Like the relationship between asexually- and sexually-reproducing fungi, the taxonomic and ecological implications of the independent gametophyte may be significant. Rumsey et al. (1999) demonstrated that the Killarney fern (Trichomanes speciosum), previously regarded as extremely rare in the British Isles based on the distribution of the sporophyte, was actually fairly widespread and common as the gametophyte. The wide distribution of the eastern North American Trichomanes intricatum, including areas previously subject to glaciation and despite the apparent low dispersal potential of gametophytes reproducing by gemmae only, led Farrar (1992) to suggest that the "extinction" of the sporophyte form may have happened only recently. Has this species really forever lost the ability to produce sporophytes, or might a change of climate lead to the unfurling of a long-forgotten frond deep within the forests of New England?
Dassler, C. L., & D. R. Farrar. 1997. Significance of form in fern gametophytes: Clonal, gemmiferous gametophytes of Callistopteris baueriana (Hymenophyllaceae). International Journal of Plant Sciences 158 (5): 622-639.

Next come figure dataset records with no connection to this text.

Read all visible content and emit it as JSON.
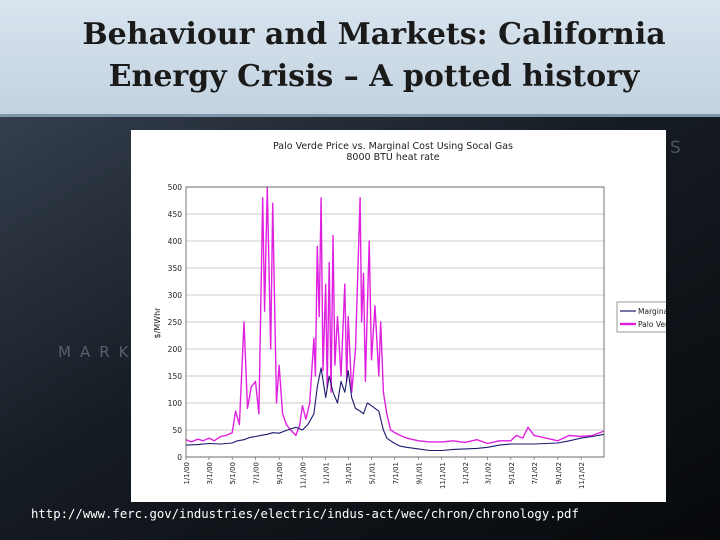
{
  "slide": {
    "title_line1": "Behaviour and Markets: California",
    "title_line2": "Energy Crisis – A potted history",
    "footer_url": "http://www.ferc.gov/industries/electric/indus-act/wec/chron/chronology.pdf",
    "background_word": "MARKE",
    "background_letter": "S"
  },
  "colors": {
    "marginal_series": "#1a1a6e",
    "palo_verde_series": "#e020e0",
    "grid": "#9a9a9a",
    "header_background": "#cfdce8"
  },
  "chart_data": {
    "type": "line",
    "title": "Palo Verde Price vs. Marginal Cost Using Socal Gas",
    "subtitle": "8000 BTU heat rate",
    "ylabel": "$/MWhr",
    "xlabel": "",
    "ylim": [
      0,
      500
    ],
    "yticks": [
      "0",
      "50",
      "100",
      "150",
      "200",
      "250",
      "300",
      "350",
      "400",
      "450",
      "500"
    ],
    "xticks": [
      "1/1/00",
      "3/1/00",
      "5/1/00",
      "7/1/00",
      "9/1/00",
      "11/1/00",
      "1/1/01",
      "3/1/01",
      "5/1/01",
      "7/1/01",
      "9/1/01",
      "11/1/01",
      "1/1/02",
      "3/1/02",
      "5/1/02",
      "7/1/02",
      "9/1/02",
      "11/1/02"
    ],
    "grid": true,
    "legend_position": "right",
    "series": [
      {
        "name": "Marginal",
        "color": "#1a1a6e",
        "points": [
          [
            "1/1/00",
            22
          ],
          [
            "2/1/00",
            23
          ],
          [
            "3/1/00",
            25
          ],
          [
            "4/1/00",
            24
          ],
          [
            "5/1/00",
            26
          ],
          [
            "5/15/00",
            30
          ],
          [
            "6/1/00",
            32
          ],
          [
            "6/15/00",
            36
          ],
          [
            "7/1/00",
            38
          ],
          [
            "7/15/00",
            40
          ],
          [
            "8/1/00",
            42
          ],
          [
            "8/15/00",
            45
          ],
          [
            "9/1/00",
            44
          ],
          [
            "9/15/00",
            48
          ],
          [
            "10/1/00",
            52
          ],
          [
            "10/15/00",
            55
          ],
          [
            "11/1/00",
            50
          ],
          [
            "11/15/00",
            60
          ],
          [
            "12/1/00",
            80
          ],
          [
            "12/10/00",
            130
          ],
          [
            "12/20/00",
            165
          ],
          [
            "1/1/01",
            110
          ],
          [
            "1/10/01",
            150
          ],
          [
            "1/20/01",
            120
          ],
          [
            "2/1/01",
            100
          ],
          [
            "2/10/01",
            140
          ],
          [
            "2/20/01",
            120
          ],
          [
            "3/1/01",
            160
          ],
          [
            "3/10/01",
            110
          ],
          [
            "3/20/01",
            90
          ],
          [
            "4/1/01",
            85
          ],
          [
            "4/10/01",
            80
          ],
          [
            "4/20/01",
            100
          ],
          [
            "5/1/01",
            95
          ],
          [
            "5/10/01",
            90
          ],
          [
            "5/20/01",
            85
          ],
          [
            "6/1/01",
            50
          ],
          [
            "6/10/01",
            35
          ],
          [
            "6/20/01",
            30
          ],
          [
            "7/1/01",
            25
          ],
          [
            "7/15/01",
            20
          ],
          [
            "8/1/01",
            18
          ],
          [
            "9/1/01",
            15
          ],
          [
            "10/1/01",
            12
          ],
          [
            "11/1/01",
            12
          ],
          [
            "12/1/01",
            14
          ],
          [
            "1/1/02",
            15
          ],
          [
            "2/1/02",
            16
          ],
          [
            "3/1/02",
            18
          ],
          [
            "4/1/02",
            22
          ],
          [
            "5/1/02",
            24
          ],
          [
            "6/1/02",
            24
          ],
          [
            "7/1/02",
            24
          ],
          [
            "8/1/02",
            25
          ],
          [
            "9/1/02",
            26
          ],
          [
            "10/1/02",
            30
          ],
          [
            "11/1/02",
            35
          ],
          [
            "12/1/02",
            38
          ],
          [
            "12/31/02",
            42
          ]
        ]
      },
      {
        "name": "Palo Verde",
        "color": "#e020e0",
        "points": [
          [
            "1/1/00",
            32
          ],
          [
            "1/15/00",
            28
          ],
          [
            "2/1/00",
            33
          ],
          [
            "2/15/00",
            30
          ],
          [
            "3/1/00",
            35
          ],
          [
            "3/15/00",
            30
          ],
          [
            "4/1/00",
            38
          ],
          [
            "4/15/00",
            40
          ],
          [
            "5/1/00",
            45
          ],
          [
            "5/10/00",
            85
          ],
          [
            "5/20/00",
            60
          ],
          [
            "6/1/00",
            250
          ],
          [
            "6/10/00",
            90
          ],
          [
            "6/20/00",
            130
          ],
          [
            "7/1/00",
            140
          ],
          [
            "7/10/00",
            80
          ],
          [
            "7/20/00",
            480
          ],
          [
            "7/25/00",
            270
          ],
          [
            "8/1/00",
            500
          ],
          [
            "8/10/00",
            200
          ],
          [
            "8/15/00",
            470
          ],
          [
            "8/25/00",
            100
          ],
          [
            "9/1/00",
            170
          ],
          [
            "9/10/00",
            80
          ],
          [
            "9/20/00",
            60
          ],
          [
            "10/1/00",
            50
          ],
          [
            "10/15/00",
            40
          ],
          [
            "10/25/00",
            60
          ],
          [
            "11/1/00",
            95
          ],
          [
            "11/10/00",
            70
          ],
          [
            "11/20/00",
            100
          ],
          [
            "12/1/00",
            220
          ],
          [
            "12/5/00",
            150
          ],
          [
            "12/10/00",
            390
          ],
          [
            "12/15/00",
            260
          ],
          [
            "12/20/00",
            480
          ],
          [
            "12/25/00",
            160
          ],
          [
            "1/1/01",
            320
          ],
          [
            "1/5/01",
            130
          ],
          [
            "1/10/01",
            360
          ],
          [
            "1/15/01",
            120
          ],
          [
            "1/20/01",
            410
          ],
          [
            "1/25/01",
            170
          ],
          [
            "2/1/01",
            260
          ],
          [
            "2/10/01",
            150
          ],
          [
            "2/20/01",
            320
          ],
          [
            "2/25/01",
            140
          ],
          [
            "3/1/01",
            260
          ],
          [
            "3/10/01",
            120
          ],
          [
            "3/20/01",
            200
          ],
          [
            "4/1/01",
            480
          ],
          [
            "4/5/01",
            250
          ],
          [
            "4/10/01",
            340
          ],
          [
            "4/15/01",
            140
          ],
          [
            "4/25/01",
            400
          ],
          [
            "5/1/01",
            180
          ],
          [
            "5/10/01",
            280
          ],
          [
            "5/20/01",
            150
          ],
          [
            "5/25/01",
            250
          ],
          [
            "6/1/01",
            120
          ],
          [
            "6/10/01",
            80
          ],
          [
            "6/20/01",
            50
          ],
          [
            "7/1/01",
            45
          ],
          [
            "7/15/01",
            40
          ],
          [
            "8/1/01",
            35
          ],
          [
            "9/1/01",
            30
          ],
          [
            "10/1/01",
            28
          ],
          [
            "11/1/01",
            28
          ],
          [
            "12/1/01",
            30
          ],
          [
            "1/1/02",
            27
          ],
          [
            "2/1/02",
            32
          ],
          [
            "3/1/02",
            25
          ],
          [
            "4/1/02",
            30
          ],
          [
            "5/1/02",
            30
          ],
          [
            "5/15/02",
            40
          ],
          [
            "6/1/02",
            35
          ],
          [
            "6/15/02",
            55
          ],
          [
            "7/1/02",
            40
          ],
          [
            "8/1/02",
            35
          ],
          [
            "9/1/02",
            30
          ],
          [
            "10/1/02",
            40
          ],
          [
            "11/1/02",
            38
          ],
          [
            "12/1/02",
            40
          ],
          [
            "12/31/02",
            48
          ]
        ]
      }
    ]
  }
}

Farrar, D. R. 1992. Trichomanes intricatum: the independent Trichomanes gametophyte in the eastern United States. American Fern Journal 82 (2): 68-74.
Lindsay, S. 2003. Considerations for a revision of the fern family Vittariaceae for Flora Malesiana. Telopea 10 (1): 99-112.
Raine, C. A., D. R. Farrar & E. Sheffield. 1991. A new Hymenophyllum species in the Appalachians represented by independent gametophyte colonies. American Fern Journal 81 (4): 109-118.
Rumsey, F. J., J. C. Vogel, S. J. Russell, J. A. Barrett & M. Gibby. 1999. Population structure and conservation biology of the endangered fern Trichomanes speciosum Willd. (Hymenophyllaceae) at its northern distributional limit. Biological Journal of the Linnean Society 66 (3): 333-344.